You can read more about Akram Raslan and other cartoonists at the website of the Cartoonists Rights Network International at the following URL:


* * *

Indiana has long given its men and women into service to their country. They of course have included artists, illustrators, and cartoonists. Most returned to civilian life. I know of only one to have died on active duty. His name was Asa Henderson King, and he was born on May 12, 1880, in Boone County, Indiana. His parents were William H. King (1833-1928) and Susannah Jane (Mendenhall) King (1844-1882). Asa was the youngest of their four children and was only two years old when his mother died.

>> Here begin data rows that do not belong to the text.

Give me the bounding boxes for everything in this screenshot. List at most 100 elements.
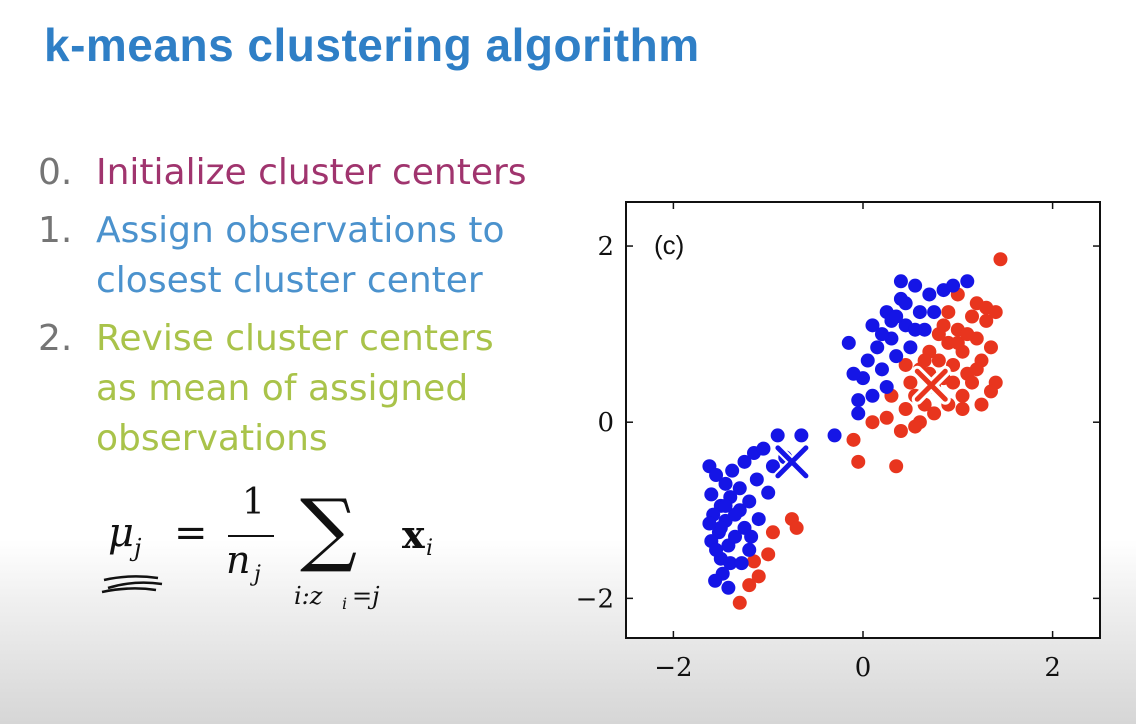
x-tick-label: 0	[855, 653, 872, 683]
step-1-text: Assign observations to closest cluster c…	[96, 210, 505, 301]
data-point	[865, 388, 880, 403]
formula-mu-sub: j	[134, 534, 142, 562]
fraction-bar	[228, 535, 274, 537]
data-point	[870, 340, 885, 355]
data-point	[903, 375, 918, 390]
data-point	[732, 595, 747, 610]
data-point	[965, 309, 980, 324]
data-point	[827, 428, 842, 443]
data-point	[723, 556, 738, 571]
data-point	[874, 327, 889, 342]
data-point	[879, 379, 894, 394]
plot-frame	[625, 201, 1101, 639]
data-point	[865, 318, 880, 333]
data-point	[865, 415, 880, 430]
data-point	[898, 401, 913, 416]
cluster-center-marker	[775, 445, 809, 479]
data-point	[908, 322, 923, 337]
step-0-text: Initialize cluster centers	[96, 152, 527, 193]
formula-denominator: n	[226, 538, 251, 582]
data-point	[889, 309, 904, 324]
mean-formula: μ j = 1 n j ∑ i:z i =j x i	[100, 478, 480, 618]
step-0: 0. Initialize cluster centers	[38, 148, 556, 206]
data-point	[960, 274, 975, 289]
data-point	[917, 353, 932, 368]
data-point	[765, 525, 780, 540]
data-point	[927, 305, 942, 320]
data-point	[955, 388, 970, 403]
step-1-number: 1.	[38, 210, 73, 251]
data-point	[908, 419, 923, 434]
data-point	[846, 432, 861, 447]
data-point	[950, 335, 965, 350]
data-point	[742, 542, 757, 557]
data-point	[955, 401, 970, 416]
algorithm-steps: 0. Initialize cluster centers 1. Assign ob…	[38, 148, 558, 464]
data-point	[941, 305, 956, 320]
data-point	[709, 542, 724, 557]
data-point	[983, 340, 998, 355]
data-point	[756, 441, 771, 456]
data-point	[979, 313, 994, 328]
data-point	[993, 252, 1008, 267]
data-point	[761, 485, 776, 500]
data-point	[908, 278, 923, 293]
y-tick-label: −2	[576, 584, 614, 614]
y-tick-label: 0	[597, 408, 614, 438]
step-0-number: 0.	[38, 152, 73, 193]
data-point	[713, 520, 728, 535]
data-point	[988, 305, 1003, 320]
data-point	[765, 459, 780, 474]
data-point	[770, 428, 785, 443]
formula-mu: μ	[108, 510, 134, 556]
formula-sum-sign: ∑	[300, 482, 358, 575]
data-point	[751, 569, 766, 584]
data-point	[893, 424, 908, 439]
cluster-center-marker	[914, 368, 948, 402]
data-point	[718, 476, 733, 491]
data-point	[728, 529, 743, 544]
data-point	[704, 487, 719, 502]
formula-term: x	[402, 512, 425, 557]
slide-title: k-means clustering algorithm	[44, 19, 700, 71]
data-point	[761, 547, 776, 562]
formula-sum-lower-rest: =j	[352, 582, 380, 610]
y-tick-label: 2	[597, 232, 614, 262]
data-point	[846, 366, 861, 381]
step-1: 1. Assign observations to closest cluster…	[38, 206, 558, 306]
data-point	[721, 580, 736, 595]
data-point	[744, 529, 759, 544]
data-point	[912, 305, 927, 320]
data-point	[965, 375, 980, 390]
panel-label: (c)	[654, 230, 684, 260]
formula-numerator: 1	[242, 482, 265, 523]
data-point	[851, 393, 866, 408]
data-point	[702, 516, 717, 531]
data-point	[927, 406, 942, 421]
data-point	[734, 556, 749, 571]
data-point	[898, 296, 913, 311]
data-point	[960, 327, 975, 342]
scatter-svg: −2 0 2 −2 0 2 (c)	[576, 201, 1101, 683]
data-point	[742, 494, 757, 509]
data-point	[879, 410, 894, 425]
data-point	[708, 573, 723, 588]
data-point	[931, 353, 946, 368]
data-point	[851, 454, 866, 469]
x-tick-label: 2	[1044, 653, 1061, 683]
data-point	[841, 335, 856, 350]
data-point	[889, 459, 904, 474]
kmeans-scatter-plot: −2 0 2 −2 0 2 (c)	[564, 190, 1124, 690]
data-point	[718, 498, 733, 513]
data-point	[969, 362, 984, 377]
data-point	[725, 463, 740, 478]
data-point	[903, 340, 918, 355]
step-2: 2. Revise cluster centers as mean of assi…	[38, 314, 558, 464]
data-point	[860, 353, 875, 368]
data-point	[746, 554, 761, 569]
data-point	[974, 397, 989, 412]
formula-term-sub: i	[426, 536, 434, 561]
data-point	[946, 375, 961, 390]
step-2-number: 2.	[38, 318, 73, 359]
data-point	[709, 468, 724, 483]
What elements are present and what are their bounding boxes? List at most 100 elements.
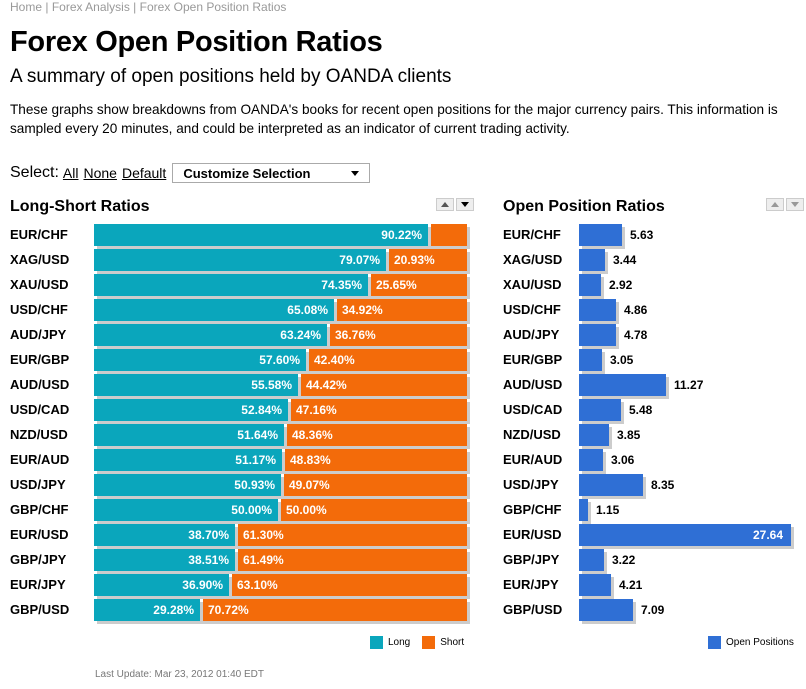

In 1897, Asa Henderson King moved to Clinton County. I know only that he was an artist and cartoonist. On May 4, 1915, three days before the Lusitania was torpedoed by a German submarine, he enlisted in the U.S. Army in New York City. From there he was sent to Fort Jay, New York, for training, then assigned to Company F of the 29th Infantry Regiment. That same year, the 29th Infantry was dispatched to Panama to guard the Panama Canal. The unit returned to the United States in September 1918. Evidently King remained in Panama, for that was where he died, at Camp Gailliard, on June 6, 1919. The cause was heart trouble. Private Asa Henderson King was buried at Corozal American Cemetery in Corozal, Panama. His name is inscribed on the Clinton County War Memorial in Frankfort, Indiana.

Hoosier cartoonist Asa Henderson King (1880-1919). The photograph is from the website Find A Grave.